In 2008, Hutton worried about what would happen to the company if something happened to him. He spoke to Varmus at MSK and said: “How would you like to own Geoffrey Beene?” Varmus happily agreed. Hutton donated 80 percent of Beene’s company to MSK; the Geoffrey Beene Foundation owns the remaining 20 percent.
The Geoffrey Beene Cancer Research Center is now 100 percent funded by the company and the Geoffrey Beene Foundation. And royalties from the company’s licensees fund the Geoffrey Beene Cancer Center.
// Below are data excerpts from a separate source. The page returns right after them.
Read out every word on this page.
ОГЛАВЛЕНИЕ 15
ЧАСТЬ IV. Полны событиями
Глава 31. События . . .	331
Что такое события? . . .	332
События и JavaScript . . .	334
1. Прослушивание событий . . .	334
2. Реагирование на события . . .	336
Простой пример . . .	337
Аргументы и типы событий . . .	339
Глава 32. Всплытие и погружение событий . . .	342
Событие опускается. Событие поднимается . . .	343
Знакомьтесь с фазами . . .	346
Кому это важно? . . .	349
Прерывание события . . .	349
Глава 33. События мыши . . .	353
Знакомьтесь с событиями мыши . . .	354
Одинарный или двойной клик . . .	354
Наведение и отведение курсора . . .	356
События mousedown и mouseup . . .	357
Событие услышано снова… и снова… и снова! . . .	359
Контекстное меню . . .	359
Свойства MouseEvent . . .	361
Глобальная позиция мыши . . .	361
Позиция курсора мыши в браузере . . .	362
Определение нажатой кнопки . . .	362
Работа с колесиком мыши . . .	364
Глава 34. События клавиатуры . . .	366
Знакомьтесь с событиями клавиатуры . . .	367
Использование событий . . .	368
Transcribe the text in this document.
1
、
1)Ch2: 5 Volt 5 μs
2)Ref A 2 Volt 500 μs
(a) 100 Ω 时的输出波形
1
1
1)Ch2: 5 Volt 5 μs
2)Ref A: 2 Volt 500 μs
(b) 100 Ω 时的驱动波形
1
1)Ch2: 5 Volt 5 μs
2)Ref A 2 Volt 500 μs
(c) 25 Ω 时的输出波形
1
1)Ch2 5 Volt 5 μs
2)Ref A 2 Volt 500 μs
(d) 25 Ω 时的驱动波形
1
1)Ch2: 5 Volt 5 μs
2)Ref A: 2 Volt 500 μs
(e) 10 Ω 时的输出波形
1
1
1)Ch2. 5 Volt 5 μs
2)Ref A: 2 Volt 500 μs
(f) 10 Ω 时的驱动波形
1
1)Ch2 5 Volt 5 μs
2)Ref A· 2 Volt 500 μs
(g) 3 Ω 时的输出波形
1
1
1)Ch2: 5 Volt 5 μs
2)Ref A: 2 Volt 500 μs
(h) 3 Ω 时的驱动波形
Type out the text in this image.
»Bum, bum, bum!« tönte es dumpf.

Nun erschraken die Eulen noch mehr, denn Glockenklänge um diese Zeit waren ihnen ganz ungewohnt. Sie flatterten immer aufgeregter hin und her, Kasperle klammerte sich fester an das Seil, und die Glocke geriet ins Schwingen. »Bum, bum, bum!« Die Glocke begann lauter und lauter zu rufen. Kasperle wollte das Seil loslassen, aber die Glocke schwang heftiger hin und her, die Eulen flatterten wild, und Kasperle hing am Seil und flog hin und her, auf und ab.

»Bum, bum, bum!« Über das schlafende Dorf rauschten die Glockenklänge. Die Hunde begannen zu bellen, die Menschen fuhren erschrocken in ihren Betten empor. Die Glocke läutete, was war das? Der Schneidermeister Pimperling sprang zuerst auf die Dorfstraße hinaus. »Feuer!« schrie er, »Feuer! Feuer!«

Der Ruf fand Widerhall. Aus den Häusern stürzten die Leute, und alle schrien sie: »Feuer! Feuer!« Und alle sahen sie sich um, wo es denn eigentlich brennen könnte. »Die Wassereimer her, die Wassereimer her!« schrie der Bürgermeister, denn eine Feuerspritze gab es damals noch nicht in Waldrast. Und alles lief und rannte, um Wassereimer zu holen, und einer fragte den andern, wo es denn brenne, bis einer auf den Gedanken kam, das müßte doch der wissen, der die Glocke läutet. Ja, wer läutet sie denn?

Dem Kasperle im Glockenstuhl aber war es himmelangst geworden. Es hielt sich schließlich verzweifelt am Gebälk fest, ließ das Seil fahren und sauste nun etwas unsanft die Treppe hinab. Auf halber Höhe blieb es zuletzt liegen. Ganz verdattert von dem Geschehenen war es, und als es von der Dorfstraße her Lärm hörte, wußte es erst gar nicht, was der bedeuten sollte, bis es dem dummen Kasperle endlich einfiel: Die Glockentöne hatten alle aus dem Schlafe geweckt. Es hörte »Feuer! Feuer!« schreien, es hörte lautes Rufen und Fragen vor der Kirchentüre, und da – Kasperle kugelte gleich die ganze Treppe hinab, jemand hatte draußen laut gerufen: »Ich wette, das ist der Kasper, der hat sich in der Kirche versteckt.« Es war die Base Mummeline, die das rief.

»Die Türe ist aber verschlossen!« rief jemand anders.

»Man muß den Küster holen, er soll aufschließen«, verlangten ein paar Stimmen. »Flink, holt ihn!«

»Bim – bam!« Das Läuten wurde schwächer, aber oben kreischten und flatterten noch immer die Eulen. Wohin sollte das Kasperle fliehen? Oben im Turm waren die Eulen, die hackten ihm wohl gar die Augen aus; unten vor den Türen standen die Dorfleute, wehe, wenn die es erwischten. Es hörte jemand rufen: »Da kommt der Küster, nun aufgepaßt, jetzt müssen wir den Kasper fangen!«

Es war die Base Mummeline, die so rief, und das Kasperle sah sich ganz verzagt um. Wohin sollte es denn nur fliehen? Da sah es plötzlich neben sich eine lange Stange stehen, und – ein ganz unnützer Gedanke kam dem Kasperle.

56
Each licensee contributes funds to the advertising campaign. Beene hired CoolGraySeven to develop a marketing communications plan and an advertising campaign for fall to get the word out about the philanthropic thrust. The ads feature Colin Jost, writer and performer on “Saturday Night Live,” and coanchor of SNL’s Weekend Update. The campaign will break in the September issues of various men’s magazines, in addition to outdoor and digital media. “Mr. Beene’s irreverent wit was legendary, so we thought about a new face for the brand that would feel relevant for today’s consumer,” said Russell Nardozza, senior vice president and chief operating officer of Beene, referring to Jost.
Beene’s foundation also funds 40 to 50 charities, including research for Alzheimer’s, heart disease, YMA scholarships, the CFDA Lifetime Achievement Award, programs for veterans, protection of women and children, and protection of animals. Combined funding of all the causes that Geoffrey Beene LLC and the Geoffrey Beene Foundation supports will exceed $183 million in value by July.
Among the breakthroughs from Beene’s cancer research funding are molecular diagnostics for targeted therapies; possible new treatments for pancreatic cancer, various leukemias, liver cancer and methods of combating breast cancer metastasis to the brain. Beene’s funds support advanced research initiatives and labs, the establishment of senior and junior faculty chairs, graduate fellowships, the annual Geoffrey Beene Symposium and the annual Geoffrey Beene Research Retreat.
“It’s absolutely been a transformative partnership for Memorial Sloan-Kettering,” said Craig Thompson, the hospital’s president. He noted that broad support for research has eroded in the U.S. since 2003 because of the economy and funding has been flat. “Part of science that particularly matters to cancer patients and to our understanding of cancer has been the ability to fund new ideas that might lead to more effective and safer therapies.”